1. Ein Bilderzeugungssystem (1) mit:
(a) einer Bilderzeugungssektion (2) zum Bilden eines Bildes auf einem Blatt (P),
(b) einer ersten Stapelsektion (40A) zum Stapeln des Blatts (P) mit dem darauf durch
die Bilderzeugungssektion (2) ausgebildeten Bild,
(c) einer zweiten Stapelsektion (40B), die an einer von der ersten Stapelsektion unterschiedlichen
Position vorgesehen ist, zum Stapeln des Blatts (P) mit dem darauf durch die Bilderzeugungssektion
ausgebildeten Bild,
(d) einem gemeinsamen Transportweg (32) zum Transportieren des Blatts mit dem darauf
durch die Bilderzeugungssektion (2) ausgebildeten Bild,
(e) einem ersten Transportweg (501A) zum Transportieren des entlang dem gemeinsamen
Transportweg transportierten Blatts zu der ersten Stapelsektion (40A),
(f) einem zweiten Transportweg (502A), welcher länger ist als der erste Transportweg,
zum Transportieren des entlang dem gemeinsamen Transportweg transportierten Blatts
zu der zweiten Stapelsektion (40B),
wobei das System so konfiguriert ist, dass ein Zwischenraum bzw. Intervall zwischen
aufeinanderfolgenden Blättern, die entlang dem gemeinsamen Transportweg zugeführt
werden, geringer ist als eine Transport-Zeitdifferenz zwischen den zweiten und ersten
Transportwegen, wenn Bilder kontinuierlich nacheinander durch die Bilderzeugungssektion
auf den Blättern ausgebildet werden,
(g) einer Schaltsektion (52A) zum Schalten eines Transportwegs des entlang dem gemeinsamen
Transportweg transportierten Blatts zwischen dem ersten Transportweg und dem zweiten
Transportweg, und gekennzeichnet durch:
(h) eine Steuereinrichtung (35), die eingerichtet ist, eine solche Steuerung durchzuführen,
dass, wenn die Schaltsektion in solcher Weise ausgewählt ist, dass ein N-tes Blatt
mit einem darauf ausgebildeten Bild entlang dem zweiten Transportweg transportiert
wird, und ein (N + 1)tes Blatt mit einem darauf ausgebildeten Bild entlang dem ersten
Transportweg während einer kontinuierlichen Bilderzeugung transportiert wird, das
(N + 1)te Blatt auf der ersten Stapelsektion gestapelt wird, nachdem das N-te Blatt
auf der zweiten Stapelsektion gestapelt wurde, wobei N eine natürlich Zahl darstellt.

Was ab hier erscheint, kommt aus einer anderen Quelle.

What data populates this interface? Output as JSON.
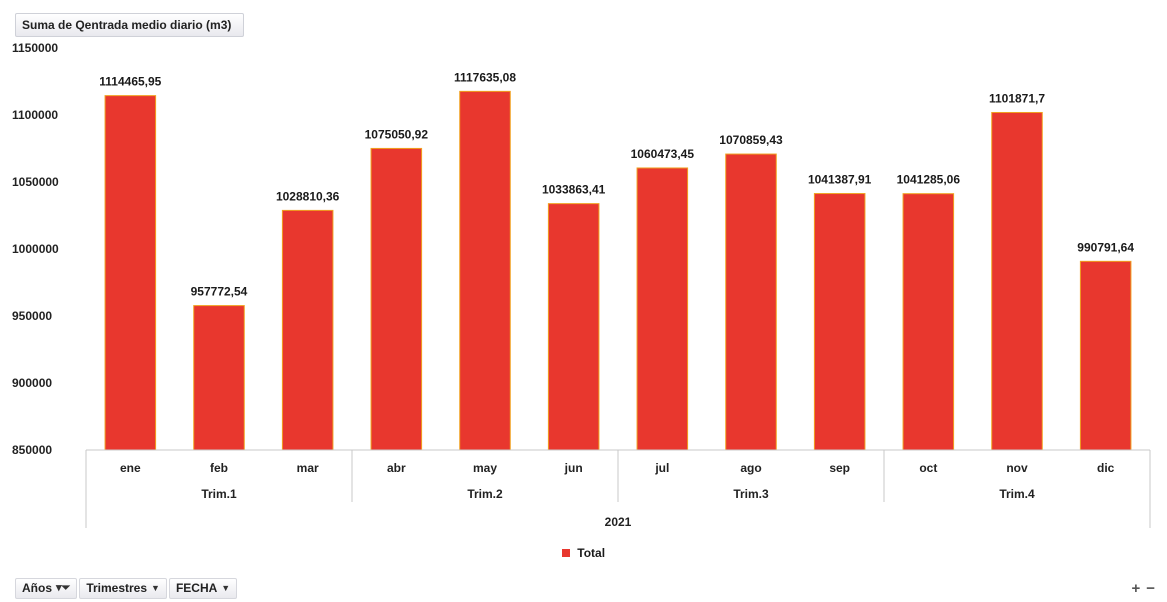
{
  "field_button": {
    "label": "Suma de Qentrada medio diario (m3)"
  },
  "chart_data": {
    "type": "bar",
    "title": "",
    "categories": [
      "ene",
      "feb",
      "mar",
      "abr",
      "may",
      "jun",
      "jul",
      "ago",
      "sep",
      "oct",
      "nov",
      "dic"
    ],
    "groups": [
      {
        "label": "Trim.1",
        "categories": [
          "ene",
          "feb",
          "mar"
        ]
      },
      {
        "label": "Trim.2",
        "categories": [
          "abr",
          "may",
          "jun"
        ]
      },
      {
        "label": "Trim.3",
        "categories": [
          "jul",
          "ago",
          "sep"
        ]
      },
      {
        "label": "Trim.4",
        "categories": [
          "oct",
          "nov",
          "dic"
        ]
      }
    ],
    "year_label": "2021",
    "series": [
      {
        "name": "Total",
        "values": [
          1114465.95,
          957772.54,
          1028810.36,
          1075050.92,
          1117635.08,
          1033863.41,
          1060473.45,
          1070859.43,
          1041387.91,
          1041285.06,
          1101871.7,
          990791.64
        ],
        "labels": [
          "1114465,95",
          "957772,54",
          "1028810,36",
          "1075050,92",
          "1117635,08",
          "1033863,41",
          "1060473,45",
          "1070859,43",
          "1041387,91",
          "1041285,06",
          "1101871,7",
          "990791,64"
        ]
      }
    ],
    "ylim": [
      850000,
      1150000
    ],
    "yticks": [
      850000,
      900000,
      950000,
      1000000,
      1050000,
      1100000,
      1150000
    ],
    "ytick_labels": [
      "850000",
      "900000",
      "950000",
      "1000000",
      "1050000",
      "1100000",
      "1150000"
    ],
    "legend_position": "bottom",
    "grid": false,
    "colors": {
      "bar": "#e8372e",
      "bar_edge": "#f0a020",
      "axis": "#c8c8c8"
    }
  },
  "axis_buttons": [
    {
      "label": "Años",
      "icon": "filter-icon"
    },
    {
      "label": "Trimestres",
      "icon": "dropdown-arrow-icon"
    },
    {
      "label": "FECHA",
      "icon": "dropdown-arrow-icon"
    }
  ],
  "zoom": {
    "plus": "+",
    "minus": "−"
  }
}
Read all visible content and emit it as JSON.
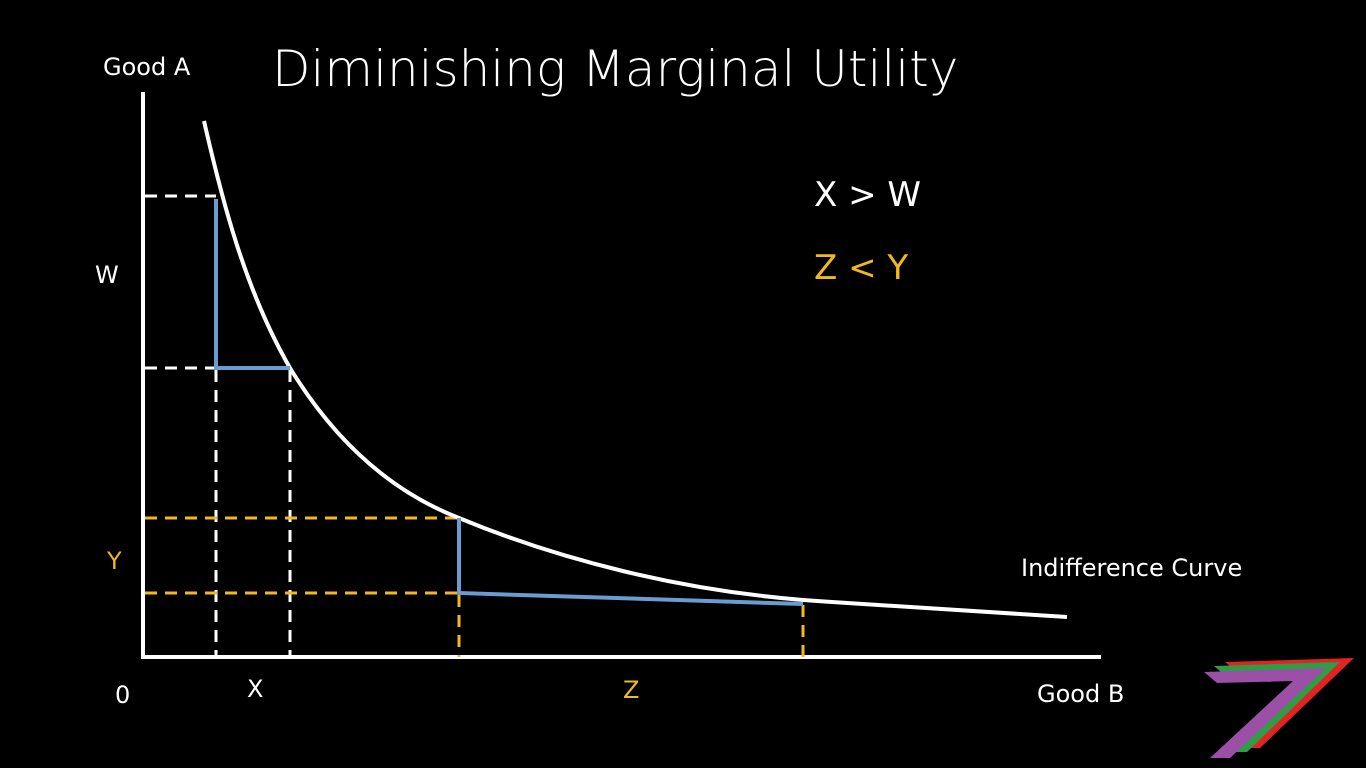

2. Das Bilderzeugungssystem gemäß Anspruch 1, wobei dann, wenn die Schaltsektion (52A)
auf solche Weise ausgewählt ist, dass das N-te Blatt entlang dem zweiten Transportweg
transportiert wird und das (N + 1)te Blatt entlang dem ersten Transportweg transportiert
wird, die Steuereinrichtung so konfiguriert ist, dass sie die Steuerung ausführt,
um ein Intervall zwischen dem N-ten Blatt und dem (N + 1)ten Blatt größer zu wählen
als ein Intervall zwischen aufeinanderfolgenden Blättern, die kontinuierlich zu einer
der ersten und zweiten Stapelsektion gefördert werden, wodurch das (N + 1)te Blatt
auf der ersten Stapelsektion (40A) gestapelt wird, nachdem das N-te Blatt auf der
zweiten Stapelsektion (40B) gestapelt worden ist.
3. Das Bilderzeugungssystem gemäß Anspruch 2,
wobei die Bilderzeugungssektion (2) eine Blattspeichersektion (22) zum Speichern von
mehreren Blättern, sowie eine Blattzuführsektion (23,24) zum Zuführen von Blättern,
eines nach dem anderen, von der Blattspeichersektion, aufweist und ein Bild auf jedem
der Blätter, die durch die Blattzuführsektion herausgeführt werden, ausbildet, und
wobei die Steuereinrichtung (35) so konfiguriert ist, dass sie das Intervall zwischen
dem N-ten Blatt und dem (N + 1)ten Blatt größer wählt als das Intervall zwischen aufeinanderfolgenden
Blättern, die kontinuierlich zu einer der ersten und zweiten Stapelsektionen zugeführt
werden, indem ein Blatt-Zuführtakt der Blattzuführsektion gesteuert wird, wodurch
das (N + 1)te Blatt auf der ersten Stapelsektion (40A) gestapelt wird, nachdem das
N-te Blatt auf der zweiten Stapelsektion (40B) gestapelt worden ist.
4. Das Bilderzeugungssystem gemäß Anspruch 1, ferner mit einem Stillsetzungsmechanismus
(43A) zum Stillsetzen eines Blatts auf dem gemeinsamen Transportweg (32) oder dem
ersten Transportweg (501A), wobei die Steuereinrichtung (35) so konfiguriert ist,
dass sie den Stillsetzungsmechanismus (43A) so steuert, dass das Blatt stillgesetzt
wird, derart, dass das (N + 1)te Blatt auf der ersten Stapelsektion (40A) gestapelt
wird, nachdem das N-te Blatt auf der zweiten Stapelsektion (40B) gestapelt worden
ist.
5. Das Bilderzeugungssystem gemäß Anspruch 4, wobei der Stillsetzungsmechanismus (43A)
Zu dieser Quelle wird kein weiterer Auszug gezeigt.